The '80s were marked by studios giving producers a lot of money to crank out whatever populist entertainment they could. By the end of the decade, production costs were spiraling upward at an alarming rate. When Days of Thunder's budget ballooned from about $35 million to something like $70 million (reports vary, and Hollywood accounting is notoriously secretive and unreliable), execs at Paramount got nervous. When the film's box office barely covered its production, marketing, and distribution costs, they got serious, severing the five-year deal with Simpson and Bruckheimer that they'd inked less than a year earlier. (The duo's previous films, including Flashdance, Beverly Hills Cop, and Top Gun, had been cash cows, but enough was enough.) The producers landed on their feet elsewhere and went on to make The Ref, Bad Boys, Crimson Tide, Dangerous Minds, and The Rock before Simpson's death in 1996.

12. AS YOU'D EXPECT, THE RACING SCENES WERE FILMED WITH THE CARS GOING MUCH SLOWER THAN THEY USUALLY WOULD: ONLY 120 MPH.

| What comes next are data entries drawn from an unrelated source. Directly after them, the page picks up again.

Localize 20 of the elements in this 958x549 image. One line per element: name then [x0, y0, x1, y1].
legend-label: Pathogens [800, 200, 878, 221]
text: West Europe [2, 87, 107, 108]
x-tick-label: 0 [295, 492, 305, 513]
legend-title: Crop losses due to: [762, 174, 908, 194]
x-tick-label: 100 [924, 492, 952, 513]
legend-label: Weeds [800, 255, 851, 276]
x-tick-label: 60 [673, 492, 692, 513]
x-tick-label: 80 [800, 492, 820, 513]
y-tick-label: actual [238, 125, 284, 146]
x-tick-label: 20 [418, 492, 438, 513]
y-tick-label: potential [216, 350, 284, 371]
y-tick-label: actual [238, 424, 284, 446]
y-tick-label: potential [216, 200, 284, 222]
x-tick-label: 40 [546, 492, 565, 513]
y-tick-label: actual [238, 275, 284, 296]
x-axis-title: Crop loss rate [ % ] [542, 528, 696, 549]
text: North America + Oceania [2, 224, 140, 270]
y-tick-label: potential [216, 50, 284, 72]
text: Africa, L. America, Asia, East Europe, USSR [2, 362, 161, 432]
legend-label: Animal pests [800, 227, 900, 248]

That's down from the 200 miles per hour those cars would do in a real race. And still, even at a reduced speed, the work was dangerous. Tony Scott told The New York Times, "There's a major crash in the middle of the movie at speeds of 120 to 140 miles an hour manned by stunt drivers. Things happen to metal at 140 miles an hour that don't happen at 60 miles an hour." Despite that, Scott boasted that the total on-set injuries for the entire production only added up to 13 stitches.

13. TOM CRUISE'S INEXPERIENCE WITH STOCK CARS DESTROYED A $100,000 CAMERA.

Early in the shoot, NASCAR driver Hut Stricklin, hired as a consultant and stunt driver, told Cruise that stock cars are built to turn left. "He didn't really know what I was talking about," Stricklin later recalled. Cruise figured it out soon enough when he turned left without trouble, then tried going back to the right and spun out. The car grazed a track wall, destroying an expensive camera that had been attached to the right side of the vehicle. "[He] understood then," Stricklin said. "Too bad he had to kill a $100,000 camera." (By the way, Stricklin said he got paid more for the Days of Thunder job—for which he was a contractor, not even mentioned in the credits—than he “ever thought about making driving.”)

14. IT WOULDN'T HAVE HAPPENED WITHOUT NASCAR'S SUPPORT.

The National Association for Stock Car Auto Racing truly has national popularity now, but in 1990, it was mostly a regional thing, big in the Southeast quadrant of the U.S. and small everywhere else. Simpson and Bruckheimer needed NASCAR's full cooperation if the film was to be authentic, and the association's president, Bill France Jr., was noncommittal at first. He got onboard when Simpson convinced him that the film would show the public that NASCAR was a high-tech, professional sport. From then on, NASCAR's support was full and unconditional, even allowing producers to enter movie cars in the real Winston Cup (now Sprint Cup Series) races, including the 1990 Daytona 500.

15. THE SCENE WHERE NASCAR BOSS BIG JOHN THREATENS TO FIRE TRICKLE AND BURNS IF THEY BUMP EACH OTHER ON THE TRACK AGAIN—THEN FORCES THEM TO DRIVE TO DINNER TOGETHER—WAS BASED ON A REAL INCIDENT WITH GEOFF BODINE AND DALE EARNHARDT. 

Bodine and Earnhardt did not, however, destroy two rental cars in the process. But such shenanigans were attributed to 1950s racers Curtis Turner and Joe Weatherly, who were the Cole Trickles of their day.